Mayoritas filsuf mengakui dan membahas keberadaan tuhan (Dewa atau Dewa-dewa); Tuhan merupakan bagian yang tidak terpisahkan dari alam

Filsafat Barat 

Sebagian besar filsuf menilai realitas sebagai sesuatu yang obyektif dan mereka dapat menarik diri dari realitas yang dipikirkannya; Menjawab tantangan alam; Individu berhadapan dengan masyarakat; Utamakan hak individu secara kolektif; aktif/ konflik

Filsafat Timur 

Karena manusia merupakan bagian dari realitas maka realitas tidak dapat dipikirkan secara objektif; Manusia tidak dapat menarik diri darinya; Menyatu dengan alam; Individu merupakan bagian dari masyarakat; pasif/ tidak suka konflik.

Filsafat Barat
Kecuali pada abad pertengahan, agama terpisah dari filsafat

Filsafat Timur 

Filsafat dan agama tidak dapat terpisahkan

Filsafat Barat
Filsafat sebagai aktivitas intelektual

Filsafat Timur 

Pengalaman dan rasio penting, namun penghayatan hidup dan intuisi (pangalaman langsung tenpa media teori atau konsep-konsep teoritis lebih penting lagi)

Filsafat Barat
Sistematis, ct. ada pembedaan tegas antara metafisika, epistemology, dan aksiologis beserta cabang-cabangnya

Filsafat Timur 

Tidak memiliki sistematika seperti filsafat barat

Filsafat Barat
Berhubungan erat dengan ilmu pengetahuan

Filsafat Timur 

Menjadi landasan atau pegangan kehidupan sehari hari

Filsafat Barat
Terutama dilingkungan akademik (Perguruan Tinggi)

Filsafat Timur 

Lingkungan nonakademik (tempat-tempat ibadat)

Filsafat Barat
Idealism, materialism, empirisme, rasionalisme, pragmatism, eksistensialisme, dan sebagainya

Filsafat Timur 

Taoisme, Confusionisme (China), Shinto (Jepang), Budhisme, Hinduisme (India) dan sebagainya.

Ada beberapa alasan mengapa filsafat barat diketengahkan di tanah air Indonesia pertama filsafat barat erat hubungannya dengan ilmu pengetahuan.
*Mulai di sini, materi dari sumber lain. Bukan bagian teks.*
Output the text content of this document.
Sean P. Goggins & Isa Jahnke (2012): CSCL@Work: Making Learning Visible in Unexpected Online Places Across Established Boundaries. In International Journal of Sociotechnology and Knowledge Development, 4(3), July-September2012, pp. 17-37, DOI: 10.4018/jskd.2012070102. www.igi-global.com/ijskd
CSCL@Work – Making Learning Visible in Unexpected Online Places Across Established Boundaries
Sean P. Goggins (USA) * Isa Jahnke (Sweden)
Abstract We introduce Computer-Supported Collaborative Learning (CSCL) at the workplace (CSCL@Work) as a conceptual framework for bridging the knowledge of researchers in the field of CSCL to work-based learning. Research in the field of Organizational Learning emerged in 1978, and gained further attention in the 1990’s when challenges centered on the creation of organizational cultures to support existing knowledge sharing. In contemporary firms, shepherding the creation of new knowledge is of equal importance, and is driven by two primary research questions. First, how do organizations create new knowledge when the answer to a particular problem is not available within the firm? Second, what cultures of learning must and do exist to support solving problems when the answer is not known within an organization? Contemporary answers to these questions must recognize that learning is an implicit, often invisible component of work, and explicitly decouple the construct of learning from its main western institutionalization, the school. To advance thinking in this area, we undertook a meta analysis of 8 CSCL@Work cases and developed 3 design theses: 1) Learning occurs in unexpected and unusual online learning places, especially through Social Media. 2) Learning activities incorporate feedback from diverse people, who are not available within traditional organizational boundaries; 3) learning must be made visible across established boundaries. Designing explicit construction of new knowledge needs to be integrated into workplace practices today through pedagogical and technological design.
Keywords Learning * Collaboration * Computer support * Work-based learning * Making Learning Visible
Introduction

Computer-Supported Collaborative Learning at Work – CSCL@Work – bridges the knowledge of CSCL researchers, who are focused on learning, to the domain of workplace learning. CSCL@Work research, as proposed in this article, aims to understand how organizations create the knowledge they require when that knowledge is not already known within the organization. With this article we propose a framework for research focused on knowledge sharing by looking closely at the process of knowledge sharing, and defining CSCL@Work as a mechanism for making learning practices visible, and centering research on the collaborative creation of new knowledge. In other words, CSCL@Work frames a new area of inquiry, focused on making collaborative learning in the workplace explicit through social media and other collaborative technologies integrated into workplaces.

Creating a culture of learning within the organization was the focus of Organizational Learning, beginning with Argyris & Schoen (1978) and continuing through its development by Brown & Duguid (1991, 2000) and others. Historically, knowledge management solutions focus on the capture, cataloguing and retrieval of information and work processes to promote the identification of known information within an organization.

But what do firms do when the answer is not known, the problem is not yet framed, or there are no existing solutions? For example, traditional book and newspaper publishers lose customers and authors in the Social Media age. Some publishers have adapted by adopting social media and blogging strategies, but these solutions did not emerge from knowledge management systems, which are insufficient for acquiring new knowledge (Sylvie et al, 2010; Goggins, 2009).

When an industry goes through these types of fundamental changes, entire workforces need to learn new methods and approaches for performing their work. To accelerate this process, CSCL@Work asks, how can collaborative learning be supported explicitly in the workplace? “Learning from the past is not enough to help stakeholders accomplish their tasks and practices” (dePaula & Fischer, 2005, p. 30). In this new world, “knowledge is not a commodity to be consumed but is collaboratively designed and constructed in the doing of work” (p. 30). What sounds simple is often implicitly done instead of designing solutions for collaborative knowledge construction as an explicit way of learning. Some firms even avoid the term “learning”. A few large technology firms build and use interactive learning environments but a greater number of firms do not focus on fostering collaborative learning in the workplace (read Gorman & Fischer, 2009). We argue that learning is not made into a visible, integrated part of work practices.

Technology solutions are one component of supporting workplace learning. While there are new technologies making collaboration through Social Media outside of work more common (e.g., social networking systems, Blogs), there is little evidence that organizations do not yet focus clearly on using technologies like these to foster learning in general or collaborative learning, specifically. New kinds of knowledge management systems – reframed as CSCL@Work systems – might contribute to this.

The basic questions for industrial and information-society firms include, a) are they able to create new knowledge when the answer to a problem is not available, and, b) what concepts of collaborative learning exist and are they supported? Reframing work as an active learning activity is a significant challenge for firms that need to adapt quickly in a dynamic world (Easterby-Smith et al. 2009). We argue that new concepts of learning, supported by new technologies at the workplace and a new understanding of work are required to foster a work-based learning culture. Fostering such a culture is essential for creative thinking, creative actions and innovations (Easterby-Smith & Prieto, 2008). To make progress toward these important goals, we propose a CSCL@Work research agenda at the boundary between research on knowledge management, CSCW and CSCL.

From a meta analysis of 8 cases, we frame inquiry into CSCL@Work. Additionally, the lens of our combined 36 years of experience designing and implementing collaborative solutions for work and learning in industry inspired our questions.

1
Ilmu-ilmu pengatahuan yang kita pelajari diperguruan tinggi berasal dari barat dan dari filsafat barat. Kedua dunia akademis dan sitem pendidikan di negara kita pada dasarnya merupakan warisan tradisi pendidikan dari filsafat barat. Ketiga landasan filsafati ilmu pengetahuan (metafisika, epistemology dan aksiologis) merupakan landasan-landasan filsafat barat dan dipelajari secara detil dalam filsafat barat.

Filsafat barat bermula di Yunani, beberapa hal penting pada masa ini diantaranya. Lahirnya Pre-Sokratisi yaitu filsafat alam mencari penjelasan daripada alam khususnya terjadinya segala-galanya dari prinsip pertama arche. Mashab Miletos; Thales (625 – 545); Anaximandros (610 – 546); Anaximenes (585 – 528)

Ia dianggap sebagai filsuf pertama di Yunani, seorang filsuf yang berusaha menemukan arkhe (asas atau prinsip) alam semesta. Menurutnya prinsip pertama alam semesta adalah air, semua berawal dan berakhir di air, tidak ada kehidupan tanpa air, tidak ada satu mahluk hidup yang tidak mengandung unsur
air, demikian juga kebutuhan tubuh manusia yang berupa air. Sebagaimana para ilmuan kedokteran terkini menyebutkan bahwa unsur terbanyak dalam tubuh manusia di atas 80% adalah air.

Ia adalah murid Thales sebagaimana yang dilakukan oleh gurunya iapun mencari arkhe namun baginya arkhe yang sejati bukan suatu anasir yang dapat diamati oleh pancaindera malinkan sesuatu yang tidak tampak menurutnya prinsip utama yang mendasari segala galanya bukanlah air melainkan to opeiron (yang tak terbatas) alasannya sesuatu fisik pasti berubah sedangkan yang berubah pasti bukan arkhe.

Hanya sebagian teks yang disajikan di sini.